Ketiga, Tempo diminta menyampaikan informasi poster/motion graphic yang sudah diganti diberikan keterangan bahwa sudah dinilai oleh Dewan Pers melanggar Kode Etik Jurnalistik dan melakukan permintaan maaf kepada pengadu. Tempo sudah melaksanakan permintaan Dewan Pers tersebut.
Keempat, Dewan Pers memerintahkan kepada pengadu, dalam hal ini adalah pihak Kementan, ketika Tempo tidak melaksanakan rekomendasi, maka pengadu wajib melapor ke Dewan Pers. Menurut kami, perintah ini tidak dilakukan oleh pihak Kementan, namun langsung melakukan upaya gugatan. Harusnya Kementan melakukan pelaporan dulu ke Dewan Pers.

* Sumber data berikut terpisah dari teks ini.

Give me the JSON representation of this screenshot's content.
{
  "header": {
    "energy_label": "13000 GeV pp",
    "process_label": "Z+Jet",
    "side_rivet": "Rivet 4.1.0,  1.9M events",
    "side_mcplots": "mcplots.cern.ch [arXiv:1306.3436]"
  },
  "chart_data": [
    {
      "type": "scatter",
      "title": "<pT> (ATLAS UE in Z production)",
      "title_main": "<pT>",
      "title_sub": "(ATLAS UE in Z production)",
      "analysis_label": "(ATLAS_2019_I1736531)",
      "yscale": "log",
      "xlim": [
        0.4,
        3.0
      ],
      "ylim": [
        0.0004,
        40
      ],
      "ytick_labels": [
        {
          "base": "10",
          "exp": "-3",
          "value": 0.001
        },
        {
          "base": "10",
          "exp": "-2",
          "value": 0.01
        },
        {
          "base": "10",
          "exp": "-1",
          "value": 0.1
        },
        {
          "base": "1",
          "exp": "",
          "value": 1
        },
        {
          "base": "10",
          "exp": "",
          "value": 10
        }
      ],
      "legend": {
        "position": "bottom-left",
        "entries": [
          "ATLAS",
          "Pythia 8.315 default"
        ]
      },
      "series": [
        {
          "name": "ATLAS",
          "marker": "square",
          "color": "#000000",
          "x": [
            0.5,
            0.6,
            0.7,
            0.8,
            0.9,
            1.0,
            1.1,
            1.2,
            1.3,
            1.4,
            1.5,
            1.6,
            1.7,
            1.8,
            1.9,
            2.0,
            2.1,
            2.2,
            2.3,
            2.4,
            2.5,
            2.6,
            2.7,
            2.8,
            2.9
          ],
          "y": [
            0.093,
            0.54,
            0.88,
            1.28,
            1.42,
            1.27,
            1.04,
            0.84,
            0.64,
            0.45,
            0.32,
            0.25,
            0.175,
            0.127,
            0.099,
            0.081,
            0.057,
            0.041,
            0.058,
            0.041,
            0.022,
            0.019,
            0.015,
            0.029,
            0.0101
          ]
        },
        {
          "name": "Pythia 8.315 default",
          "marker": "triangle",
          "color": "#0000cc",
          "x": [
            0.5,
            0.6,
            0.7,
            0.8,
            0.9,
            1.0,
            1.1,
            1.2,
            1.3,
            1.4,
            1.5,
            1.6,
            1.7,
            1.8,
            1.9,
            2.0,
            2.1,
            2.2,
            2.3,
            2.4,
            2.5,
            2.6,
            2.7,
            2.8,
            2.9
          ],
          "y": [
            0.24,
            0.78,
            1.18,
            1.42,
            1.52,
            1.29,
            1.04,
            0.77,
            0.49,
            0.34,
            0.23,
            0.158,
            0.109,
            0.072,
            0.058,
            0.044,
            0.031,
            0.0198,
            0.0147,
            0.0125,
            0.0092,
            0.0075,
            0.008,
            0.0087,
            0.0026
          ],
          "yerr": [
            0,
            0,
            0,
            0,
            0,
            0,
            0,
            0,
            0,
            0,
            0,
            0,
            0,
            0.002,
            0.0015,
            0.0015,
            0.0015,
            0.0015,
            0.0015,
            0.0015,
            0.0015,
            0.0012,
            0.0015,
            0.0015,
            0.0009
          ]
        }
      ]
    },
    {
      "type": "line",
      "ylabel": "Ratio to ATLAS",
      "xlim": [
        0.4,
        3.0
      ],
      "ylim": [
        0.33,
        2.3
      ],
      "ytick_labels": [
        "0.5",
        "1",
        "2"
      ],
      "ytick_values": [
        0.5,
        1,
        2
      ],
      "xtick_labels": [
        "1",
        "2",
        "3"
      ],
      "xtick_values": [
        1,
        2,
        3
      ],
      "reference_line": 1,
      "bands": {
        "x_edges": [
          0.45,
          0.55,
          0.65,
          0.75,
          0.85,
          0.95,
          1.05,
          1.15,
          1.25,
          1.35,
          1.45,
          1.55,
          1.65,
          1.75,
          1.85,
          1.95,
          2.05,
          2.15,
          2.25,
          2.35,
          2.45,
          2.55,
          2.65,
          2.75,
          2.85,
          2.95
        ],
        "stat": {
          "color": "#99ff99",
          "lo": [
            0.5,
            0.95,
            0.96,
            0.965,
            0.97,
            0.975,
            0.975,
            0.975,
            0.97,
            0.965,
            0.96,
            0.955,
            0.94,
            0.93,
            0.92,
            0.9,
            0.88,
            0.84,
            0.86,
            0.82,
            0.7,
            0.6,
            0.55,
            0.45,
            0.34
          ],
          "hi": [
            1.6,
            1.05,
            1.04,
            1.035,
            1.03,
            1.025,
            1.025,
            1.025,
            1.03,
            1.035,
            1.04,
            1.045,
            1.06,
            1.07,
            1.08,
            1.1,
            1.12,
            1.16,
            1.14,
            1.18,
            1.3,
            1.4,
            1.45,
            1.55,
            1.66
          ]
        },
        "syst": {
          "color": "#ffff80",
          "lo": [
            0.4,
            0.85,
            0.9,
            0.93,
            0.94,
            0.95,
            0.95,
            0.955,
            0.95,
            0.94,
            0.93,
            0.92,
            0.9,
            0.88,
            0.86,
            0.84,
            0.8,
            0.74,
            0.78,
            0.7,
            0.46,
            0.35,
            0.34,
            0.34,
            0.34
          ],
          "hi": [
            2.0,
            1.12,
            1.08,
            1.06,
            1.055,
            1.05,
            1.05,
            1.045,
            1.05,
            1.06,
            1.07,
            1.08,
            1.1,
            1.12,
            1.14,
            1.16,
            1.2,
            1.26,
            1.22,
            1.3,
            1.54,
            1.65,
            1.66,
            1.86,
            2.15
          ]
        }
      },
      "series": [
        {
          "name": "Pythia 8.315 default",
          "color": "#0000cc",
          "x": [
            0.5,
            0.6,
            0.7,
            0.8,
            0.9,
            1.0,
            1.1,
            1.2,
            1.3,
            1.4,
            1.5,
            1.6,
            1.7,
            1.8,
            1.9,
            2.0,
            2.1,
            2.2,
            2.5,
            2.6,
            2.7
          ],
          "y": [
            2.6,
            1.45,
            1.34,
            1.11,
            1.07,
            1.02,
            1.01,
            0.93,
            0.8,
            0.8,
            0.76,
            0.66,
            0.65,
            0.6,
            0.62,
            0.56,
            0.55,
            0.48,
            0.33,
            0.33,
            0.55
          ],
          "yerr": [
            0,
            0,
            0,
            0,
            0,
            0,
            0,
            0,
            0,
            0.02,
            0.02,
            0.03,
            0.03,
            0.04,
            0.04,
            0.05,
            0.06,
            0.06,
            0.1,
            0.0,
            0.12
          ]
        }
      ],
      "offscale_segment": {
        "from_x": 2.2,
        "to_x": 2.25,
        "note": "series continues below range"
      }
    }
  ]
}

Kelima, Dewan Pers memerintahkan Tempo wajib menyampaikan pelaksanaan PPR, dan itu juga sudah dilaksanakan Tempo.
Jadi, ada lima poin rekomendasi. Sebenarnya perintah yang utama kepada Tempo ada tiga poin, sementara poin 4 dan 5 adalah tindak lanjut dari pelaksanaan PPR.
Bagaimana Tempo menyikapi angka gugatan perdata Kementan senilai Rp 200 miliar?
Ya, itu hanya lucu-lucuan saja. Sebenarnya kami mengharapkan kedewasaan dan kebijaksanaan pejabat publik dalam menyikapi kritik atau kontrol dari masyarakat melalui media pers.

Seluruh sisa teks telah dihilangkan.